A roadside teahouse to refresh you. Only a flimsy straw hut, it nonetheless tempts with steamy aromas and a tree for shade as you sit and savor the moment. The gray bird perched on the sign sings a familiar mating song, one to which you’ve often responded. That huge copper teapot intrigues you. In our own era, two hundred years later, this will be a valuable antique. To the woman heating the tea it embodies her economic personhood. A pair of black kimonos dulls the scene, but the lone porter in plaid poking at something with chopsticks looks thoughtful rather than glum. You’re perhaps halfway to Kyoto, so enjoy your tea and congratulate yourself on coming so far on foot.
From the Universal Crime Log
A shopping cart flopped in shallows. Sunlight quickens the water in shades of brass and sky. Someone
piloted this contraption to crash in the saddest posture, then ran to cuddle with his fellow drunks
and boast about his pointless crime. I could rescue the cart but doubt it belongs to any nearby store.
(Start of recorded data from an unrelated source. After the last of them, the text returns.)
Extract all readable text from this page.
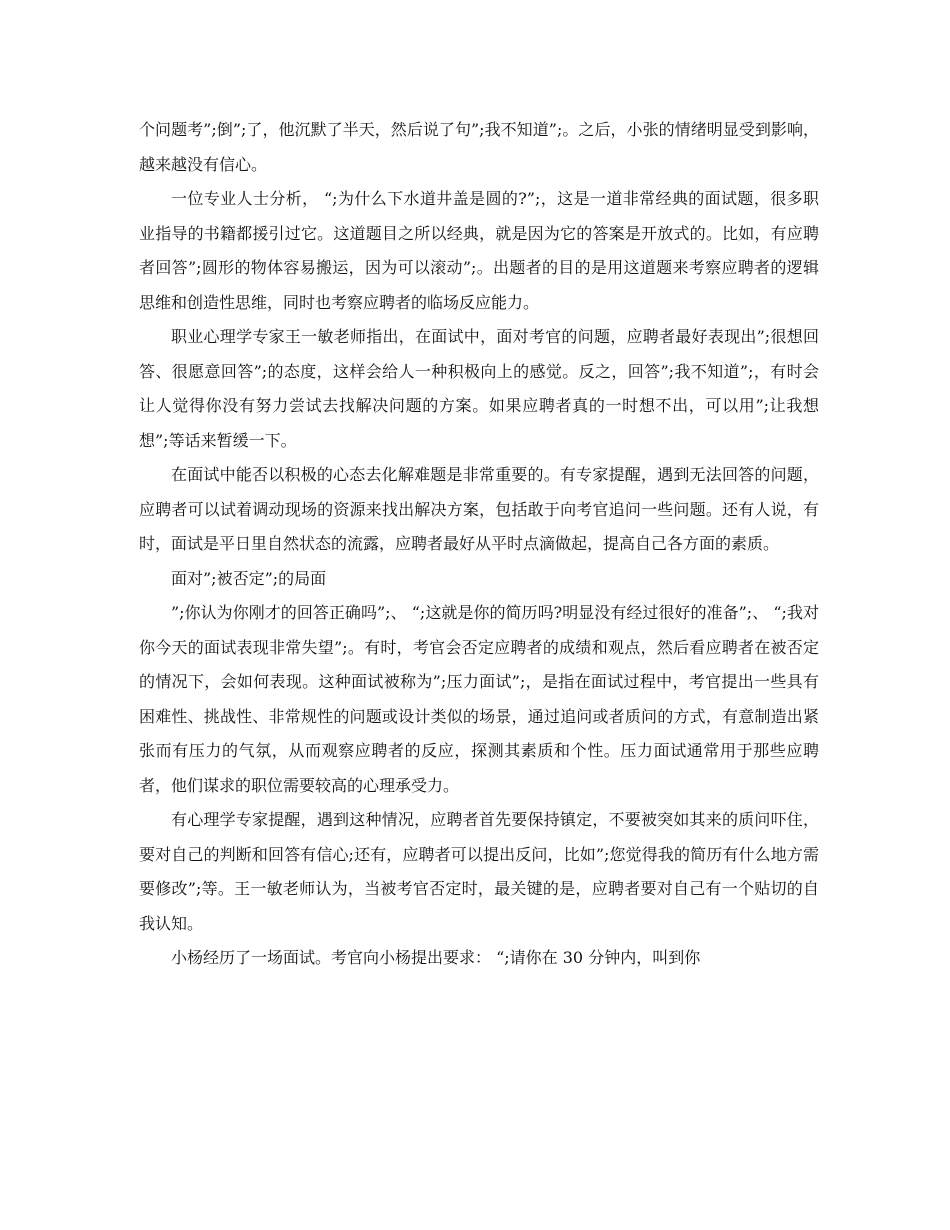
个问题考”;倒”;了，他沉默了半天，然后说了句”;我不知道”;。之后，小张的情绪明显受到影响，越来越没有信心。

一位专业人士分析， “;为什么下水道井盖是圆的?”;，这是一道非常经典的面试题，很多职业指导的书籍都援引过它。这道题目之所以经典，就是因为它的答案是开放式的。比如，有应聘者回答”;圆形的物体容易搬运，因为可以滚动”;。出题者的目的是用这道题来考察应聘者的逻辑思维和创造性思维，同时也考察应聘者的临场反应能力。

职业心理学专家王一敏老师指出，在面试中，面对考官的问题，应聘者最好表现出”;很想回答、很愿意回答”;的态度，这样会给人一种积极向上的感觉。反之，回答”;我不知道”;，有时会让人觉得你没有努力尝试去找解决问题的方案。如果应聘者真的一时想不出，可以用”;让我想想”;等话来暂缓一下。

在面试中能否以积极的心态去化解难题是非常重要的。有专家提醒，遇到无法回答的问题，应聘者可以试着调动现场的资源来找出解决方案，包括敢于向考官追问一些问题。还有人说，有时，面试是平日里自然状态的流露，应聘者最好从平时点滴做起，提高自己各方面的素质。

面对”;被否定”;的局面

”;你认为你刚才的回答正确吗”;、 “;这就是你的简历吗?明显没有经过很好的准备”;、 “;我对你今天的面试表现非常失望”;。有时，考官会否定应聘者的成绩和观点，然后看应聘者在被否定的情况下，会如何表现。这种面试被称为”;压力面试”;，是指在面试过程中，考官提出一些具有困难性、挑战性、非常规性的问题或设计类似的场景，通过追问或者质问的方式，有意制造出紧张而有压力的气氛，从而观察应聘者的反应，探测其素质和个性。压力面试通常用于那些应聘者，他们谋求的职位需要较高的心理承受力。

有心理学专家提醒，遇到这种情况，应聘者首先要保持镇定，不要被突如其来的质问吓住，要对自己的判断和回答有信心;还有，应聘者可以提出反问，比如”;您觉得我的简历有什么地方需要修改”;等。王一敏老师认为，当被考官否定时，最关键的是，应聘者要对自己有一个贴切的自我认知。

小杨经历了一场面试。考官向小杨提出要求： “;请你在 30 分钟内，叫到你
I could demand the police look into “conduct after an accident,” but they’d probably arrest me
for being the first on the scene. The river shudders along slowly feeling its way to the sea where
criminal acts loom much larger and involve seagulls and barely decent swimwear, plastic trash
and untreated sewage, long black oil tankers likely to run aground and spill their viscous cargo.
I thrust a hand in the current and feel it tug so slightly its weakness almost makes me cry.
The shopping cart hasn’t lain here for more than a week. Maybe I could rescue and claim it,
load my favorite possessions, wander around town all day among the other godless people
and sleep under overhangs while thunderstorms crash and stars fall into the river, burning holes
about as big as a finger. No, I couldn’t sustain that pose. Better leave drowned objects lie--
the river’s secret imperative not for me to textualize or anyone else to deny.